Seuls ton sourire et les dernières minutes passées avec toi sont là…. Nous avons ri, nous avons parlé, denos lectures, de mes bricolages, de l’école…Nous avons ragoté (fait nos langues de vip’, quoi….)… Tu m’as parlé de tes projets pour après… Et quand je suis partie, tu m’as demandé de t’apporter mes petits sacs… Pour voir mes progrès…. Et je suis sortie de chez toi, rassurée…. Tu étais belle, souriante…. Un rien fatiguée, peut-être. Cela fait 10 jours….
Hier, je suis venue te dire Au revoir…. Je t’ai regardée…. Tu dormais…. Je n’ai rien dit… Et j’ai pleuré. Des torrents de larmes pour laver ma peine, ma colère, mon amertume…… Dans ce voile de silence…. Nous étions face à face…. Et dans ma parfois détestable pudeur, je t’ai dit « je t’aime » tout doucement…. Je sais que tu as entendu…. Et c’est tout ce que j’ai su te dire… Je t’ai envoyé un baiser et je suis partie…. Rejoindre nos amis qui étaient là aussi…. Rejoindre ta famille qui nous attendait…. J’ai écouté Sylvain nous expliquer tout…. Si ma tristesse est toujours là, ma colère s’est envolée quand il a donné des réponses à nos questions… Je suis rentrée apaisée… Triste mais apaisée….
Et aujourd’hui, je te cherche autour de moi, dans chaque goutte de pluie, dans chaque feuille jaunie, dans chaque chant d’oiseau, dans chaque rire d’enfant, dans chaque fleur d’automne, dans chaque pas que je fais…. Chaque geste me rappelle, me fait souvenir…. Le fait de boire un café me rappelle que tu étais incapable d’en faire un correct…. Le fait de feuilleter un livre me rappelle combien tu m’en as offert…. Même en choisissant un foulard ce matin, je suis tombée sur un que tu m’avais ramené d’Egypte…. Tout…. Tout me ramène à toi….

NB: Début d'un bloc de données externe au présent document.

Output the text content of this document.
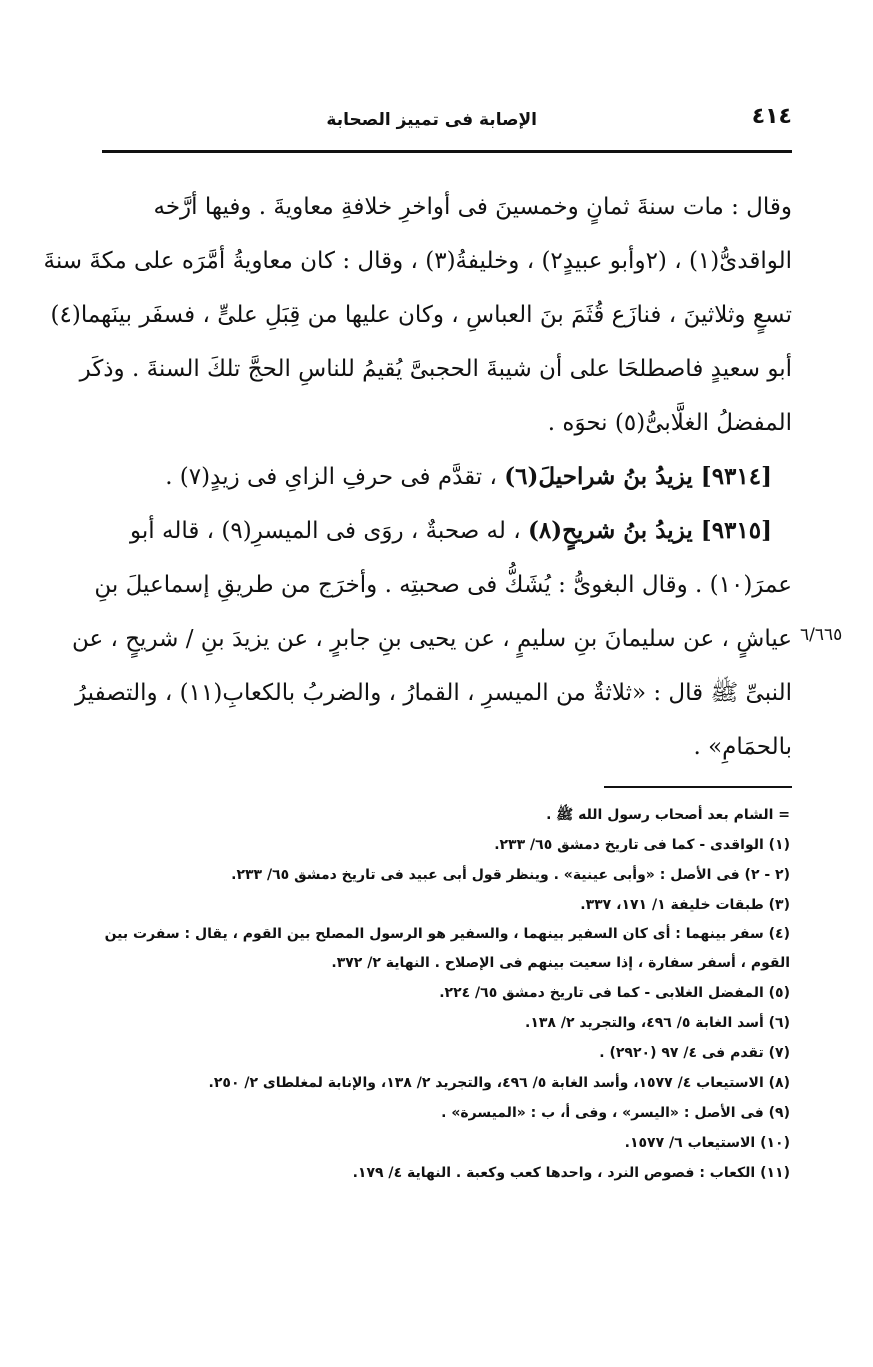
٤١٤
الإصابة فى تمييز الصحابة
وقال : مات سنةَ ثمانٍ وخمسينَ فى أواخرِ خلافةِ معاويةَ . وفيها أرَّخه
الواقدىُّ(١) ، (٢وأبو عبيدٍ٢) ، وخليفةُ(٣) ، وقال : كان معاويةُ أمَّرَه على مكةَ سنةَ
تسعٍ وثلاثينَ ، فنازَع قُثَمَ بنَ العباسِ ، وكان عليها من قِبَلِ علىٍّ ، فسفَر بينَهما(٤)
أبو سعيدٍ فاصطلحَا على أن شيبةَ الحجبىَّ يُقيمُ للناسِ الحجَّ تلكَ السنةَ . وذكَر
المفضلُ الغلَّابىُّ(٥) نحوَه .
[٩٣١٤] يزيدُ بنُ شراحيلَ(٦) ، تقدَّم فى حرفِ الزاىِ فى زيدٍ(٧) .
[٩٣١٥] يزيدُ بنُ شريحٍ(٨) ، له صحبةٌ ، روَى فى الميسرِ(٩) ، قاله أبو
عمرَ(١٠) . وقال البغوىُّ : يُشَكُّ فى صحبتِه . وأخرَج من طريقِ إسماعيلَ بنِ
عياشٍ ، عن سليمانَ بنِ سليمٍ ، عن يحيى بنِ جابرٍ ، عن يزيدَ بنِ / شريحٍ ، عن
النبىِّ ﷺ قال : «ثلاثةٌ من الميسرِ ، القمارُ ، والضربُ بالكعابِ(١١) ، والتصفيرُ
بالحمَامِ» .
٦/٦٦٥
= الشام بعد أصحاب رسول الله ﷺ .
(١) الواقدى - كما فى تاريخ دمشق ٦٥/ ٢٣٣.
(٢ - ٢) فى الأصل : «وأبى عينية» . وينظر قول أبى عبيد فى تاريخ دمشق ٦٥/ ٢٣٣.
(٣) طبقات خليفة ١/ ١٧١، ٣٣٧.
(٤) سفر بينهما : أى كان السفير بينهما ، والسفير هو الرسول المصلح بين القوم ، يقال : سفرت بين القوم ، أسفر سفارة ، إذا سعيت بينهم فى الإصلاح . النهاية ٢/ ٣٧٢.
(٥) المفضل الغلابى - كما فى تاريخ دمشق ٦٥/ ٢٢٤.
(٦) أسد الغابة ٥/ ٤٩٦، والتجريد ٢/ ١٣٨.
(٧) تقدم فى ٤/ ٩٧ (٢٩٢٠) .
(٨) الاستيعاب ٤/ ١٥٧٧، وأسد الغابة ٥/ ٤٩٦، والتجريد ٢/ ١٣٨، والإنابة لمغلطاى ٢/ ٢٥٠.
(٩) فى الأصل : «اليسر» ، وفى أ، ب : «الميسرة» .
(١٠) الاستيعاب ٦/ ١٥٧٧.
(١١) الكعاب : فصوص النرد ، واحدها كعب وكعبة . النهاية ٤/ ١٧٩.
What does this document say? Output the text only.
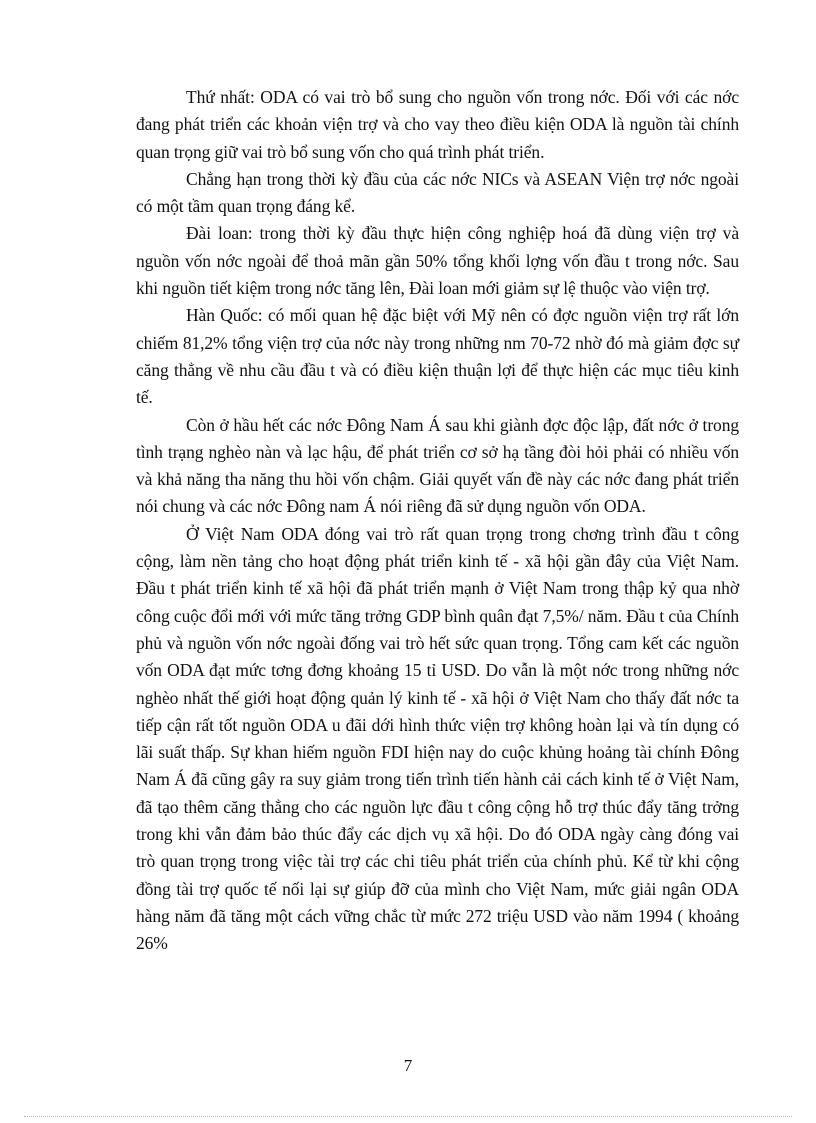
Thứ nhất: ODA có vai trò bổ sung cho nguồn vốn trong nớc. Đối với các nớc đang phát triển các khoản viện trợ và cho vay theo điều kiện ODA là nguồn tài chính quan trọng giữ vai trò bổ sung vốn cho quá trình phát triển.

Chẳng hạn trong thời kỳ đầu của các nớc NICs và ASEAN Viện trợ nớc ngoài có một tầm quan trọng đáng kể.

Đài loan: trong thời kỳ đầu thực hiện công nghiệp hoá đã dùng viện trợ và nguồn vốn nớc ngoài để thoả mãn gần 50% tổng khối lợng vốn đầu t trong nớc. Sau khi nguồn tiết kiệm trong nớc tăng lên, Đài loan mới giảm sự lệ thuộc vào viện trợ.

Hàn Quốc: có mối quan hệ đặc biệt với Mỹ nên có đợc nguồn viện trợ rất lớn chiếm 81,2% tổng viện trợ của nớc này trong những nm 70-72 nhờ đó mà giảm đợc sự căng thẳng về nhu cầu đầu t và có điều kiện thuận lợi để thực hiện các mục tiêu kinh tế.

Còn ở hầu hết các nớc Đông Nam Á sau khi giành đợc độc lập, đất nớc ở trong tình trạng nghèo nàn và lạc hậu, để phát triển cơ sở hạ tầng đòi hỏi phải có nhiều vốn và khả năng tha năng thu hồi vốn chậm. Giải quyết vấn đề này các nớc đang phát triển nói chung và các nớc Đông nam Á nói riêng đã sử dụng nguồn vốn ODA.

Ở Việt Nam ODA đóng vai trò rất quan trọng trong chơng trình đầu t công cộng, làm nền tảng cho hoạt động phát triển kinh tế - xã hội gần đây của Việt Nam. Đầu t phát triển kinh tế xã hội đã phát triển mạnh ở Việt Nam trong thập kỷ qua nhờ công cuộc đổi mới với mức tăng trởng GDP bình quân đạt 7,5%/ năm. Đầu t của Chính phủ và nguồn vốn nớc ngoài đống vai trò hết sức quan trọng. Tổng cam kết các nguồn vốn ODA đạt mức tơng đơng khoảng 15 tỉ USD. Do vẫn là một nớc trong những nớc nghèo nhất thế giới hoạt động quản lý kinh tế - xã hội ở Việt Nam cho thấy đất nớc ta tiếp cận rất tốt nguồn ODA u đãi dới hình thức viện trợ không hoàn lại và tín dụng có lãi suất thấp. Sự khan hiếm nguồn FDI hiện nay do cuộc khủng hoảng tài chính Đông Nam Á đã cũng gây ra suy giảm trong tiến trình tiến hành cải cách kinh tế ở Việt Nam, đã tạo thêm căng thẳng cho các nguồn lực đầu t công cộng hỗ trợ thúc đẩy tăng trởng trong khi vẫn đảm bảo thúc đẩy các dịch vụ xã hội. Do đó ODA ngày càng đóng vai trò quan trọng trong việc tài trợ các chi tiêu phát triển của chính phủ. Kể từ khi cộng đồng tài trợ quốc tế nối lại sự giúp đỡ của mình cho Việt Nam, mức giải ngân ODA hàng năm đã tăng một cách vững chắc từ mức 272 triệu USD vào năm 1994 ( khoảng 26%

7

Demain, nous serons tous là, près de toi….. Sylvain et les enfants m’ont demandé, hier, de te lire mon article précédent. Pour te dire un ultime Au revoir….. Parce qu’il t’avait boulversé et parce que je te disais des choses que je n’avais jamais osées…. Je savais que tu l’avais lu mais j’ignorais à quel point il t’avait touchée…. Alors, oui, je te le lirai…. Je nous enfermerai toutes les deux dans ce voile de silence et je te dirai…. Et je verrai ton sourire et ton regard bienveillants….
Et après, tout doucement, lentement, j’enlèverai ce voile de silence car tu aimais la vie et je sais, au fond de moi, que tu aurais voulu que nous recommencions à sourire….
Tu vas me manquer Isa….. Terriblement… Infiniment…. »
Voilà… N’oubliez pas de dire à vos amis, proches… Combien vous les aimez. Avant de regretter de ne pas avoir su trouver les mots. Rappelez vous combien l’amitié est une chose précieuse qui défie le temps, les différences, les obstacles si l’on sait lui donner une vraie valeur…
Dans nos vies qui tourbillonnent…. C’est essentiel.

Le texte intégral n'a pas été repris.